Lin28 inhibitors block the Lin28A isoform. (A) EMSA used 10 nM of IR800DyeCWN-labeled Let-7 probe (lane 1), 0.5 uM Lin28A ZKD protein with 10 nM of labeled Let-7 probe (lane 2), or Lin28A ZKD, labeled Let-7 probe and 100× non-labeled competitor probe (lane 3). EMSA used Lin28A ZKD, labeled Let-7 probe, and 100–1200 uM of indicated compounds (lanes 4–10). (B) FP assays were performed by using 10 uM of Lin28A ZKD, 1 nM of FAM-labeled Let-7 probe, and 1 nM–200 uM of compounds. (C) Lin28A-positive IGROV1 cells were treated with 20 uM of the indicated compound for 48 h.
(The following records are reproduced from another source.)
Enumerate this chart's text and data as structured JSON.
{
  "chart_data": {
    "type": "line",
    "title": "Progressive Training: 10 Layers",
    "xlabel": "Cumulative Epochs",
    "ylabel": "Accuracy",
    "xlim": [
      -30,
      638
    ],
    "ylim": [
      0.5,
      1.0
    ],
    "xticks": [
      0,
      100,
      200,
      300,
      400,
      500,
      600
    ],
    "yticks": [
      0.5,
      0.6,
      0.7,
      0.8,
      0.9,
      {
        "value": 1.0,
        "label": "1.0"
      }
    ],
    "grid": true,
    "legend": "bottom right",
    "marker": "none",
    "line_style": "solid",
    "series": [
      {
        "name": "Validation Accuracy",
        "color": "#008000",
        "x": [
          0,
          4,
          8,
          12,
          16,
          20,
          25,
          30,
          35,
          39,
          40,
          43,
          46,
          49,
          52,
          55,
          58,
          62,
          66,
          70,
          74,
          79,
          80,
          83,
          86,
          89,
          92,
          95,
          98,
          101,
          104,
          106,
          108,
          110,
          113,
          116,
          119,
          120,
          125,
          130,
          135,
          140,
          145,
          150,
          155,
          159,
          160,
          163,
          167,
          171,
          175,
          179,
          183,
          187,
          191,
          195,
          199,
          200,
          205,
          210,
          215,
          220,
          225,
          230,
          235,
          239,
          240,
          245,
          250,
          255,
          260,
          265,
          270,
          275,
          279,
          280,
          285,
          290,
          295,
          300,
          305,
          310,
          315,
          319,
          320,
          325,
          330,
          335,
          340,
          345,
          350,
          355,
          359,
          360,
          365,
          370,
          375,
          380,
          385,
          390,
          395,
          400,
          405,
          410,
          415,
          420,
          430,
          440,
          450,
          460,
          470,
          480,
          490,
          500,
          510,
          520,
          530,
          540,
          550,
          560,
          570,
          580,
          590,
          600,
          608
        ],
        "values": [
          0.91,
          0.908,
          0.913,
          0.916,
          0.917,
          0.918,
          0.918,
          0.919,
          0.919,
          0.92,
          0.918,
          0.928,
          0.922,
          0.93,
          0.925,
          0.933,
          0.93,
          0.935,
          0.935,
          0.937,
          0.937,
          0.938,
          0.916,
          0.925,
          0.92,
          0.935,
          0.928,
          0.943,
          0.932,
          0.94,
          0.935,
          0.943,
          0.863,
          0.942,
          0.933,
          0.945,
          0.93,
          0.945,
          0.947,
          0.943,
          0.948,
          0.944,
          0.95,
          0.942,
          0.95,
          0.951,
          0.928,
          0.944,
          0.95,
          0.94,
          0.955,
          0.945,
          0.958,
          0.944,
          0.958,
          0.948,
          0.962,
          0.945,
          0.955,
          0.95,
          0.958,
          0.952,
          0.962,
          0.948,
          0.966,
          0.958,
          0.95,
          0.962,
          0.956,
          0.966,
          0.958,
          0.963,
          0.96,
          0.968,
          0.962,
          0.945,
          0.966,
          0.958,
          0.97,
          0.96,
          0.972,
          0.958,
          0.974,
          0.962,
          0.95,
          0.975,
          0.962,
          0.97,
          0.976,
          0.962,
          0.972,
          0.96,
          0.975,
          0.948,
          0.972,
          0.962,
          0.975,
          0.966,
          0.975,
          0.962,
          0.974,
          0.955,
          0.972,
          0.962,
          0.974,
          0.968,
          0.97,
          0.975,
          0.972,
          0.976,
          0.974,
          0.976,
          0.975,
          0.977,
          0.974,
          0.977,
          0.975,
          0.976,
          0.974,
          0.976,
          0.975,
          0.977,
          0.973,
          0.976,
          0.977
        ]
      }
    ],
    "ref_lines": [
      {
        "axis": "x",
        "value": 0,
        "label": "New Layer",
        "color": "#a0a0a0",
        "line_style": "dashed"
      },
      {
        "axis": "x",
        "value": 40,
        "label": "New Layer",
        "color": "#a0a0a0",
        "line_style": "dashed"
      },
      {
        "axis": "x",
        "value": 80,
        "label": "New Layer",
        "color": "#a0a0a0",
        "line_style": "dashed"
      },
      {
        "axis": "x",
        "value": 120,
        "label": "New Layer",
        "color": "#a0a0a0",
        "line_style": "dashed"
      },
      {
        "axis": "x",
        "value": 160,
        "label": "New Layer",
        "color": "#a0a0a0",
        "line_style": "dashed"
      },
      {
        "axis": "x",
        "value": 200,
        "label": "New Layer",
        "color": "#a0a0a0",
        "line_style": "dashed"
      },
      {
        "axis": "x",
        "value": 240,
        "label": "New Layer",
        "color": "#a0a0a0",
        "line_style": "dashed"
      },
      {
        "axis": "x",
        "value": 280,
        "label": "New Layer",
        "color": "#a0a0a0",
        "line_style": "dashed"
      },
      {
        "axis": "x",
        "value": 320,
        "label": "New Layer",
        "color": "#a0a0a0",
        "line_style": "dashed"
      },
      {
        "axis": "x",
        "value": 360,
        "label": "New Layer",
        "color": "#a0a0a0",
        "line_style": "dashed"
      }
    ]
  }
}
Real-time qPCR measured RNA levels of Let-7d, SOX2, and HMGA2. Three biological replicates were performed and all results are presented as mean +/− SD. p-value ≤ 0.05—(*); ≤0.01—(**); ≤0.001—(***).

Figure 6

Lin28 inhibitors block the expression of NE and CSC biomarkers. DUNE cells were treated with 20 uM of the indicated compound for 48 h. Real-time qPCR measured RNA levels of neuroendocrine (A) and CSC (B) biomarkers. Three biological replicates were performed and all results are presented as mean +/− SD. p-value ≤ 0.05—(*); ≤0.01—(**); ≤0.001—(***).

Figure 7

Lin28 inhibitors block CSC phenotypes of cancer cells. (A) FACS analysis using CD44 and CD133 antibodies detected CSC cell populations from DUNE or DUNE (KO) cells treated with either vehicle or 20 uM of Ln7, Ln15, and Ln115 for 48 h. (B) DUNE, DUNE (KO), and IGROV1 cell proliferation were measured in the presence of 20 uM of Ln7, Ln15, and Ln115. (C) Colony formation assays (colonies >50 uM were counted) measured the suppressive effects of Ln7, Ln15, and Ln115 at the concentration of 20 uM. p-value ≤ 0.01—(**); ≤0.001—(***).